Jewish secularism comprises those Jewish people who are secular and the body of work produced by secular Jews. Among secular Jews, traditional Jewish holidays may be celebrated as historical and nature festivals, while life-cycle events such as births, marriages, and deaths, may be marked in a secular manner.

Throughout modern history, Jewish thinkers have challenged traditional Judaism. From the time of Baruch Spinoza (1632–77) and his “agnostic morality”, came the belief of the human sense of morality through education and family life, not religious morality.

During the nineteenth century, members of the Society for the Culture and Science of the Jews (Verein fur Kultur und Wissenschaft der Juden) viewed the Jewish people as a cultural group rather than a religious one. These secularists, building on foundations of the Enlightenment or Haskalah, were keen to integrate humanistic culture and education with a Jewish culture not linked to rabbinical dictates, or the existence of a personal God.

In the late nineteenth and early twentieth centuries, Ahad Ha'am contributed to the secular movement with his ideas on Jewish national identity, religion and religious practice. He saw Jewish religious cultural tradition as integral for the education of secular Jews.

Figures

Secular Jewish art and culture flourished between 1870 and the Second World War, with 18,000 titles in Yiddish and thousands more in Hebrew and European languages, along with hundreds of plays and theater productions, movies, and other art forms. Franz Kafka and Marcel Proust rank among the creators of these works.

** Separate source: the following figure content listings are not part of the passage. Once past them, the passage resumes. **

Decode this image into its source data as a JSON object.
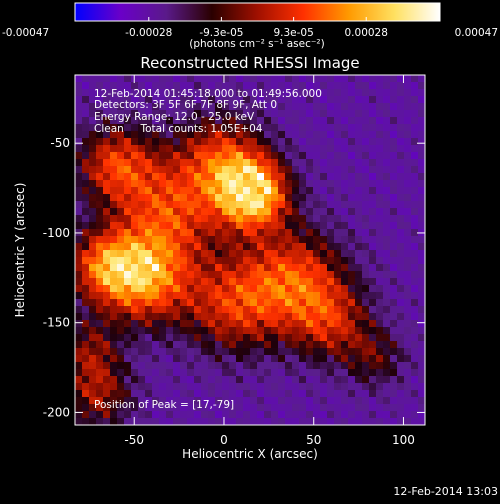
{
  "colorbar": {
    "tick_labels": [
      "-0.00047",
      "-0.00028",
      "-9.3e-05",
      "9.3e-05",
      "0.00028",
      "0.00047"
    ],
    "tick_values": [
      -0.00047,
      -0.00028,
      -9.3e-05,
      9.3e-05,
      0.00028,
      0.00047
    ],
    "range": [
      -0.00047,
      0.00047
    ],
    "unit_label": "(photons cm⁻² s⁻¹ asec⁻²)",
    "colors": [
      "#0000ff",
      "#6a00c8",
      "#5a1a8a",
      "#2a0000",
      "#a01000",
      "#ff3000",
      "#ff9a00",
      "#ffe060",
      "#ffffff"
    ]
  },
  "chart_data": {
    "type": "heatmap",
    "title": "Reconstructed RHESSI Image",
    "xlabel": "Heliocentric X (arcsec)",
    "ylabel": "Heliocentric Y (arcsec)",
    "xlim": [
      -83,
      112
    ],
    "ylim": [
      -207,
      -12
    ],
    "x_ticks": [
      -50,
      0,
      50,
      100
    ],
    "y_ticks": [
      -50,
      -100,
      -150,
      -200
    ],
    "annotations": [
      "12-Feb-2014 01:45:18.000 to 01:49:56.000",
      "Detectors: 3F 5F 6F 7F 8F 9F, Att 0",
      "Energy Range: 12.0 - 25.0 keV",
      "Clean     Total counts: 1.05E+04"
    ],
    "peak_label": "Position of Peak = [17,-79]",
    "peak_position": [
      17,
      -79
    ],
    "sources": [
      {
        "x": 16,
        "y": -78,
        "amp": 1.0,
        "sigma": 14
      },
      {
        "x": -2,
        "y": -58,
        "amp": 0.55,
        "sigma": 18
      },
      {
        "x": -60,
        "y": -62,
        "amp": 0.6,
        "sigma": 16
      },
      {
        "x": -30,
        "y": -88,
        "amp": 0.55,
        "sigma": 20
      },
      {
        "x": -45,
        "y": -125,
        "amp": 0.8,
        "sigma": 18
      },
      {
        "x": -68,
        "y": -118,
        "amp": 0.55,
        "sigma": 14
      },
      {
        "x": 40,
        "y": -125,
        "amp": 0.6,
        "sigma": 20
      },
      {
        "x": 5,
        "y": -140,
        "amp": 0.55,
        "sigma": 20
      },
      {
        "x": 60,
        "y": -150,
        "amp": 0.45,
        "sigma": 16
      },
      {
        "x": -70,
        "y": -190,
        "amp": 0.45,
        "sigma": 14
      },
      {
        "x": -75,
        "y": -165,
        "amp": 0.35,
        "sigma": 12
      },
      {
        "x": 85,
        "y": -170,
        "amp": 0.3,
        "sigma": 12
      }
    ]
  },
  "footer_date": "12-Feb-2014 13:03"
}
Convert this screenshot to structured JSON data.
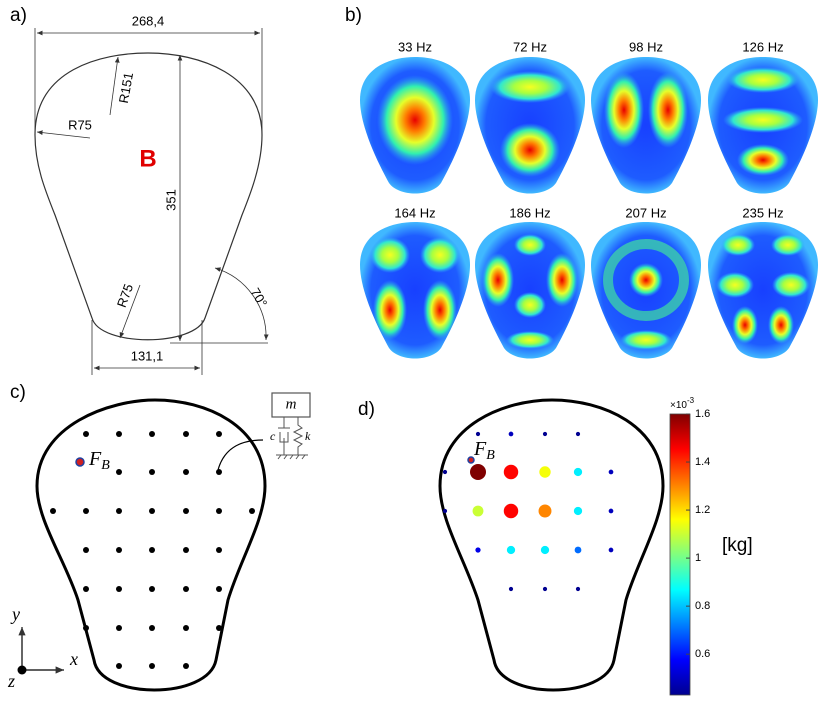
{
  "panel_a": {
    "label": "a)",
    "width_dim": "268,4",
    "top_radius": "R151",
    "side_radius": "R75",
    "height_dim": "351",
    "bottom_radius": "R75",
    "angle": "70°",
    "bottom_dim": "131,1",
    "plate_label": "B"
  },
  "panel_b": {
    "label": "b)",
    "modes": [
      "33 Hz",
      "72 Hz",
      "98 Hz",
      "126 Hz",
      "164 Hz",
      "186 Hz",
      "207 Hz",
      "235 Hz"
    ]
  },
  "panel_c": {
    "label": "c)",
    "force": "F",
    "force_subscript": "B",
    "mass": "m",
    "damper": "c",
    "spring": "k",
    "axis_y": "y",
    "axis_x": "x",
    "axis_z": "z"
  },
  "panel_d": {
    "label": "d)",
    "force": "F",
    "force_subscript": "B",
    "masses": [
      0.45,
      0.5,
      0.45,
      0.45,
      0.45,
      1.6,
      1.45,
      1.15,
      0.85,
      0.5,
      0.45,
      1.1,
      1.45,
      1.3,
      0.85,
      0.5,
      0.55,
      0.85,
      0.85,
      0.7,
      0.5,
      0.45,
      0.45,
      0.45
    ],
    "colorbar": {
      "range": [
        0.43,
        1.6
      ],
      "ticks": [
        0.6,
        0.8,
        1,
        1.2,
        1.4,
        1.6
      ],
      "multiplier": "×10",
      "exponent": "-3",
      "unit": "[kg]"
    }
  }
}
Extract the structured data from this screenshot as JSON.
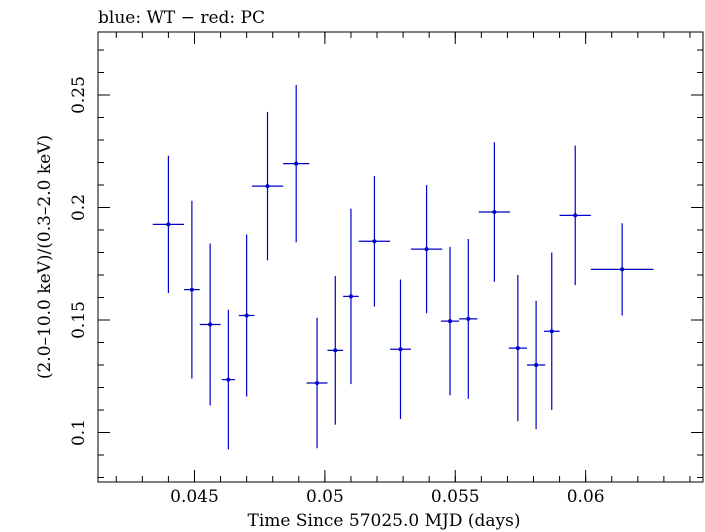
{
  "chart_data": {
    "type": "scatter",
    "title": "blue: WT − red: PC",
    "xlabel": "Time Since 57025.0 MJD (days)",
    "ylabel": "(2.0–10.0 keV)/(0.3–2.0 keV)",
    "xlim": [
      0.0413,
      0.0645
    ],
    "ylim": [
      0.078,
      0.278
    ],
    "x_ticks": [
      0.045,
      0.05,
      0.055,
      0.06
    ],
    "x_tick_labels": [
      "0.045",
      "0.05",
      "0.055",
      "0.06"
    ],
    "y_ticks": [
      0.1,
      0.15,
      0.2,
      0.25
    ],
    "y_tick_labels": [
      "0.1",
      "0.15",
      "0.2",
      "0.25"
    ],
    "grid": false,
    "colors": {
      "WT": "#0000cc",
      "axes": "#000000"
    },
    "series": [
      {
        "name": "WT",
        "points": [
          {
            "x": 0.044,
            "xerr": 0.0006,
            "y": 0.1925,
            "yerr_lo": 0.0305,
            "yerr_hi": 0.0305
          },
          {
            "x": 0.0449,
            "xerr": 0.0003,
            "y": 0.1635,
            "yerr_lo": 0.0395,
            "yerr_hi": 0.0395
          },
          {
            "x": 0.0456,
            "xerr": 0.0004,
            "y": 0.148,
            "yerr_lo": 0.036,
            "yerr_hi": 0.036
          },
          {
            "x": 0.0463,
            "xerr": 0.00025,
            "y": 0.1235,
            "yerr_lo": 0.031,
            "yerr_hi": 0.031
          },
          {
            "x": 0.047,
            "xerr": 0.0003,
            "y": 0.152,
            "yerr_lo": 0.036,
            "yerr_hi": 0.036
          },
          {
            "x": 0.0478,
            "xerr": 0.0006,
            "y": 0.2095,
            "yerr_lo": 0.033,
            "yerr_hi": 0.033
          },
          {
            "x": 0.0489,
            "xerr": 0.0005,
            "y": 0.2195,
            "yerr_lo": 0.035,
            "yerr_hi": 0.035
          },
          {
            "x": 0.0497,
            "xerr": 0.0004,
            "y": 0.122,
            "yerr_lo": 0.029,
            "yerr_hi": 0.029
          },
          {
            "x": 0.0504,
            "xerr": 0.0003,
            "y": 0.1365,
            "yerr_lo": 0.033,
            "yerr_hi": 0.033
          },
          {
            "x": 0.051,
            "xerr": 0.0003,
            "y": 0.1605,
            "yerr_lo": 0.039,
            "yerr_hi": 0.039
          },
          {
            "x": 0.0519,
            "xerr": 0.0006,
            "y": 0.185,
            "yerr_lo": 0.029,
            "yerr_hi": 0.029
          },
          {
            "x": 0.0529,
            "xerr": 0.0004,
            "y": 0.137,
            "yerr_lo": 0.031,
            "yerr_hi": 0.031
          },
          {
            "x": 0.0539,
            "xerr": 0.0006,
            "y": 0.1815,
            "yerr_lo": 0.0285,
            "yerr_hi": 0.0285
          },
          {
            "x": 0.0548,
            "xerr": 0.00035,
            "y": 0.1495,
            "yerr_lo": 0.033,
            "yerr_hi": 0.033
          },
          {
            "x": 0.0555,
            "xerr": 0.00035,
            "y": 0.1505,
            "yerr_lo": 0.0355,
            "yerr_hi": 0.0355
          },
          {
            "x": 0.0565,
            "xerr": 0.0006,
            "y": 0.198,
            "yerr_lo": 0.031,
            "yerr_hi": 0.031
          },
          {
            "x": 0.0574,
            "xerr": 0.00035,
            "y": 0.1375,
            "yerr_lo": 0.0325,
            "yerr_hi": 0.0325
          },
          {
            "x": 0.0581,
            "xerr": 0.00035,
            "y": 0.13,
            "yerr_lo": 0.0285,
            "yerr_hi": 0.0285
          },
          {
            "x": 0.0587,
            "xerr": 0.0003,
            "y": 0.145,
            "yerr_lo": 0.035,
            "yerr_hi": 0.035
          },
          {
            "x": 0.0596,
            "xerr": 0.0006,
            "y": 0.1965,
            "yerr_lo": 0.031,
            "yerr_hi": 0.031
          },
          {
            "x": 0.0614,
            "xerr": 0.0012,
            "y": 0.1725,
            "yerr_lo": 0.0205,
            "yerr_hi": 0.0205
          }
        ]
      }
    ]
  }
}
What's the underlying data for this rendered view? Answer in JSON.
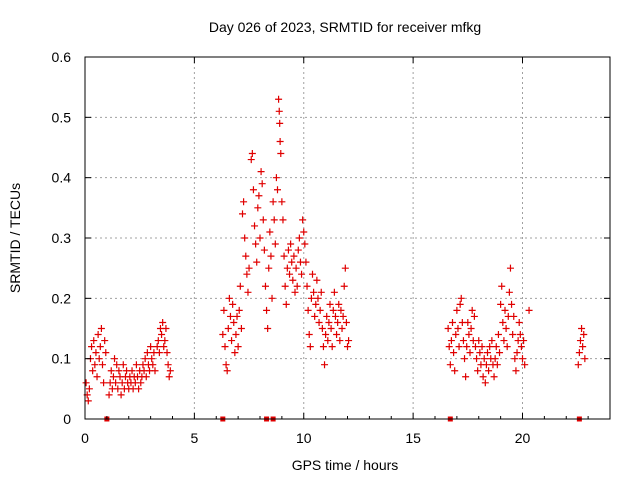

Many prominent Jews have been secular, including Sigmund Freud, Marc Chagall, Henri Bergson, Heinrich Heine, Albert Einstein, Theodor Herzl, Louis Brandeis, Micha Josef Berdyczewski and Hayim Nahman Bialik.

State of Israel

Main article: Hiloni

The creation of the State of Israel in 1948 is often seen as secular Jews' greatest achievement, with Hebrew as a spoken language rather than a language of prayer, and the majority of the population living secular Jewish lives. Some 2,000 secular Israeli schools exist, where children study Jewish history and literature and celebrate the holidays without prayer or religion.